What direct clients want: From a Marketing Director’s perspective
A lot has been said about the complexities of setting up shop as freelancers and whether to work with agencies or direct clients. If you have set out to find direct clients, you have probably invested a lot of time and effort specializing in a certain niche and researching your potential clients. Most likely, you have focused on offering a high quality product and developing excellent customer service skills. You attend networking events and have your business cards ready to hand out on every possible occasion.
However, there is one key question we tend to overlook: What do these elusive direct clients look for in a freelancer? What criteria do they use to hire one service professional instead of another?
This is the first of a series of interviews with professionals working in different industries who work with freelancers to meet their language needs.
Meet Fernando Pacheco, Marketing Director for Latin America at Jarden Consumer Solutions, a Fortune 500 Company with over 120 brands and a global presence.
Daniela: Can you tell us about yourself and your background?
Fernando: I grew up in Costa Rica, but I have lived in the United States for 20 years. I studied at Tennessee Tech University in Cookeville, TN, where I obtained both my undergraduate degree in Chemical Engineering and my MBA. A few years after graduating from my master’s I began working as Product and Marketing Manager for Latin America at Thomson Consumer Electronics. I currently work as Director of Marketing at Jarden Consumer Solutions, where I am responsible for overseeing the development and marketing of small domestic appliances for well-known brands in Latin America.

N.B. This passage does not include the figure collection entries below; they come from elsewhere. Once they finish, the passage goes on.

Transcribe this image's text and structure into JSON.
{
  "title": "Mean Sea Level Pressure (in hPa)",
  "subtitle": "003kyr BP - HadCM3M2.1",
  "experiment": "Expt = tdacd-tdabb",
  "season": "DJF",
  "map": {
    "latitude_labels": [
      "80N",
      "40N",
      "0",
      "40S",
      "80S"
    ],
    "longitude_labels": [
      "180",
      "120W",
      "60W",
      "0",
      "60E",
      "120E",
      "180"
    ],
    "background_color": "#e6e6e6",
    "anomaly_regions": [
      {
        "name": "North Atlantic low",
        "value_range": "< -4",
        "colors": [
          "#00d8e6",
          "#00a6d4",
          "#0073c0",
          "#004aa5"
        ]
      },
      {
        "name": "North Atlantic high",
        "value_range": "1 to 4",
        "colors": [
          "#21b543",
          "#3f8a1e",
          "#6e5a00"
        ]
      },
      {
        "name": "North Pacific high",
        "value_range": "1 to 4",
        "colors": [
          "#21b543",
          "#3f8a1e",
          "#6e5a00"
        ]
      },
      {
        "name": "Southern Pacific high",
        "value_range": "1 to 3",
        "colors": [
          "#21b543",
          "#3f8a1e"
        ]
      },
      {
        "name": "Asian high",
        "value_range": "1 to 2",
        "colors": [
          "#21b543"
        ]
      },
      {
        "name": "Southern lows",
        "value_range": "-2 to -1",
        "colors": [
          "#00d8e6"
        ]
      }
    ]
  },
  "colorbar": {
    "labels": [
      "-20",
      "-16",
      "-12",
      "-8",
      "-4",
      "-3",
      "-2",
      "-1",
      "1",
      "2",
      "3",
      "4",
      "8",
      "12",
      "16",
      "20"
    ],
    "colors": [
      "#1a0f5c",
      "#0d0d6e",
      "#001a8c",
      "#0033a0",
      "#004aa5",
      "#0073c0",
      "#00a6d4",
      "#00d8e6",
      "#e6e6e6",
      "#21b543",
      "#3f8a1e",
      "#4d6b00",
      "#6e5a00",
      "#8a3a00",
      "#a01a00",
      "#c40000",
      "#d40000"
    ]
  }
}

Daniela: Tell us a little bit about your language needs. What types of pieces do you typically send for translation?
Fernando: User Manuals for various appliances – from a gourmet espresso machine to a basic blender – as well as recipe books, quick start guides, etc. Other departments in my company use translation services for websites of a specific brand or line of products, for example, aside from the manuals.
Daniela: Do you usually hire freelancers or translation agencies to meet your language needs?
Fernando: The short answer is that I have hired both. But to better answer your question I need to explain a bit of the internal process of the two companies I have worked for.
At Thomson I was responsible for the development and marketing of consumer electronics for Latin America, so we needed to translate the User Guides/Manuals. We had our own department in charge of writing the manuals in English, but we, as managers, had to outsource the translation and layout of these manuals. This was my first experience working with a freelancer. A colleague from a regional office recommended a translator who was also a graphic designer and she was a good fit for us. She would translate our manuals from English into Spanish, and then she would do the layout.
At Jarden we work with creative agencies which develop our manuals – from the original copy in English, to graphic design, to translation into multiple languages. However, because we are such a large corporation, there are different vendors and the quality also differs. Every project manager can use the resources available through these agencies or find new ones. For example, some managers choose freelancers to translate and then send the translation to the creative agency for desktop publishing. It is a bit more involved, but some managers report better translation quality this way. They really like the ability to talk directly with the translator and come up with the name of an appliance, for example. Also, some freelancers offer recommendations about how to present ideas in the target language, and this has proven to be a tremendous added value for us. This is something that is lost when the entire translation process is handled by a third party – typically a translation agency subcontracted by the creative agency. Another bonus is that freelancers not only translate, but sometimes even provide feedback about the copy in English.
Daniela: Can you tell us about the criteria you or your company use when selecting translation service providers – freelancers, specifically?
Fernando: Choosing a translation service provider is very important. Some of the criteria used when selecting a translation provider include:
- Quality/Consistency of the Translation – The quality of the translation is very important and it needs to match the quality of the products that are being developed and launched. A bad translation will communicate a lack of detail that will affect the consumer’s perception of the product or service being offered. It is also very important for the translations of all the materials to be consistent with each other. This is called branding.
- Customer Service – A proactive professional who provides feedback and even ideas and solutions. A responsive provider who takes deadlines seriously.
- One-Stop Shop / Added Value – Dealing with several vendors is time consuming, so we may favor a provider who can offer additional services, such as graphic design. Sometimes a translation agency is the best option if we’re dealing with a large, multiple-language project. When a more tailored translation/service is needed, however, freelancers may be the ideal providers.
Daniela: What advice would you give to a freelancer looking to earn your business, for example?
Fernando: Make sure to have an online profile of some sort so that we, as potential clients, can look at what you have to offer, your experience, etc. Having a professional-looking website is a major plus. Your contact information should be easy to find within your profile. Include references from past or current customers to read what others say about you. An up-to-date LinkedIn profile is another great resource.